While Adelaide swelters through its own hot, heady Sunday, portadelaidefc.com.au was enduring a red-eye flight en route to Uluru to be part of the first week of the WillPOWER program rollout in the APY Lands.

YULARA
It’s about 25 degrees, raining, humid, and we’ve been sitting here for two hours. The rest of the WillPOWER team, including Port Adelaide’s Aboriginal program manager Paul Vandenbergh, Norm Smith Medallist and dual AFL premiership player Byron Pickett, ex-Power player Wade Thompson and indigenous national beach volleyballer Taliqua Clancy, are still en route from Alice Springs.

What we can see is that quintessential Australian landscape that is scrubland, red-tinged earth, beautiful; everything a city-dwelling Aussie kid is shown in magazines, newspapers and on television growing up.

It’s everything international tourists are shown about the Australian outback as well, and there are plenty of international tourists – from Europe, Asia and the Americas –here for the ‘authentic’ Australian experience in the red centre.

But it’s not all about tourist hotspots and big rocks here, although we’ll be seeing Uluru shortly when we start our journey, on the contrary, the next three full days are about lots of travel and hard work in classrooms across the Anangu Pitjantjatjara Yankunytjatjara communities (or APY Lands).

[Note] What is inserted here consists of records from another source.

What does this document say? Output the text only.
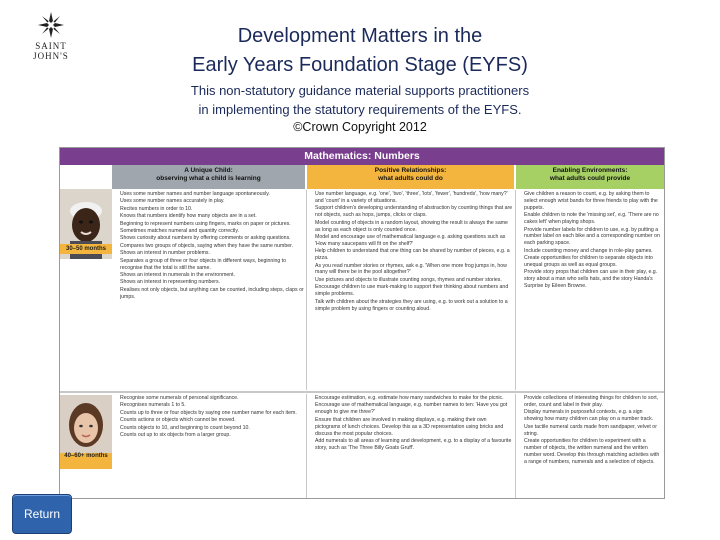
SAINT JOHN'S
Development Matters in the
Early Years Foundation Stage (EYFS)
This non-statutory guidance material supports practitioners
in implementing the statutory requirements of the EYFS.
©Crown Copyright 2012
Mathematics: Numbers
A Unique Child:
observing what a child is learning
Positive Relationships:
what adults could do
Enabling Environments:
what adults could provide
30–50 months
• Uses some number names and number language spontaneously.
• Uses some number names accurately in play.
• Recites numbers in order to 10.
• Knows that numbers identify how many objects are in a set.
• Beginning to represent numbers using fingers, marks on paper or pictures.
• Sometimes matches numeral and quantity correctly.
• Shows curiosity about numbers by offering comments or asking questions.
• Compares two groups of objects, saying when they have the same number.
• Shows an interest in number problems.
• Separates a group of three or four objects in different ways, beginning to recognise that the total is still the same.
• Shows an interest in numerals in the environment.
• Shows an interest in representing numbers.
• Realises not only objects, but anything can be counted, including steps, claps or jumps.
• Use number language, e.g. 'one', 'two', 'three', 'lots', 'fewer', 'hundreds', 'how many?' and 'count' in a variety of situations.
• Support children's developing understanding of abstraction by counting things that are not objects, such as hops, jumps, clicks or claps.
• Model counting of objects in a random layout, showing the result is always the same as long as each object is only counted once.
• Model and encourage use of mathematical language e.g. asking questions such as 'How many saucepans will fit on the shelf?'
• Help children to understand that one thing can be shared by number of pieces, e.g. a pizza.
• As you read number stories or rhymes, ask e.g. 'When one more frog jumps in, how many will there be in the pool altogether?'
• Use pictures and objects to illustrate counting songs, rhymes and number stories.
• Encourage children to use mark-making to support their thinking about numbers and simple problems.
• Talk with children about the strategies they are using, e.g. to work out a solution to a simple problem by using fingers or counting aloud.
• Give children a reason to count, e.g. by asking them to select enough wrist bands for three friends to play with the puppets.
• Enable children to note the 'missing set', e.g. 'There are no cakes left' when playing shops.
• Provide number labels for children to use, e.g. by putting a number label on each bike and a corresponding number on each parking space.
• Include counting money and change in role-play games.
• Create opportunities for children to separate objects into unequal groups as well as equal groups.
• Provide story props that children can use in their play, e.g. story about a man who sells hats, and the story Handa's Surprise by Eileen Browne.
40–60+ months
• Recognise some numerals of personal significance.
• Recognises numerals 1 to 5.
• Counts up to three or four objects by saying one number name for each item.
• Counts actions or objects which cannot be moved.
• Counts objects to 10, and beginning to count beyond 10.
• Counts out up to six objects from a larger group.
• Encourage estimation, e.g. estimate how many sandwiches to make for the picnic.
• Encourage use of mathematical language, e.g. number names to ten: 'Have you got enough to give me three?'
• Ensure that children are involved in making displays, e.g. making their own pictograms of lunch choices. Develop this as a 3D representation using bricks and discuss the most popular choices.
• Add numerals to all areas of learning and development, e.g. to a display of a favourite story, such as 'The Three Billy Goats Gruff'.
• Provide collections of interesting things for children to sort, order, count and label in their play.
• Display numerals in purposeful contexts, e.g. a sign showing how many children can play on a number track.
• Use tactile numeral cards made from sandpaper, velvet or string.
• Create opportunities for children to experiment with a number of objects, the written numeral and the written number word. Develop this through matching activities with a range of numbers, numerals and a selection of objects.
Return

The program that the Power’s Community team will deliver is called WillPOWER - a special program, and one that is Port Adelaide’s way of helping remote Aboriginal communities in South Australia and the Northern Territory.

It works in classrooms once each week throughout the school year. This week will be an in-person introductory session and, from there, will be run remotely via video link at Alberton, directly into each child’s classroom, before a football carnival that brings each semester to a close.

Once the rest of the crew arrives, we jump into the hire cars (four-wheel drives for the dirt roads), stock up on supplies and start the long drive to Umuwa, a town just over 50km south of the SA/NT border as the crow flies.

We, however, are further north of that border and need to travel via long, winding and rugged red dirt roads. It will take a bit over three hours.

ON THE ROAD
Of course, this is beautiful country. There are any number of mysterious and eerie land formations – not just Uluru.



There’s Attila, the expansive plateau mountain – much bigger than Uluru – which looms large about 45 minutes into our journey.

As Pauly says, just as Uluru forms part of the local Anangu dreaming for men, Attila does the same as a significant area for women.

The long drive is a perfect opportunity to absorb the world around us. There are cattle stations scattered around the place, and even more cows, wild horses and donkeys too.

We don’t really even know when we’ve entered South Australia, but we know the APY Lands are a different beast, and you need to play by strict rules when you’re granted a special permit to be here.

Alcohol, for example, is strictly quarantined.

The communities that dot the northernmost region of South Australia are small towns, the first major such we come through is Pukatja (or Ernabella).

This is the last place where your phone works...

UMUWA
Umuwa, or ‘Little Canberra’ as locals call it for the government building based here. Is a tiny town about a further half-hour’s drive south of Pukatja.

Here is where half our party will stay for two days as a sort-of-home-base, the other half will head west to the SA/WA border.

The local radio station is about a torpedo-kick away on the same dirt road, and there is a nearby training centre where local Aboriginal teenagers train in various professions; carpenters; mechanics, you name it.

Unfortunately, as I discover, your typical suburban dog doesn’t necessarily reside out here, and one particularly authoritative, particularly small guard dog chases me back from whence I came on one attempted run. I’m no man.

As night falls, we drive up the road to visit Wade’s aunty, who lives in this community (and to borrow some internet … she’s a great, helpful lady).

When we get back, Pauly gives the whole group the last pep talk before the first day of WillPOWER. His group, which includes Byron and Taliqua, with myself and our videoman Kane tagging along, will take the long drive to Iwantja (Indulkana); Ross and Sasha will go with Wade back to Pukatja.

It’s critical that the team makes this first week work.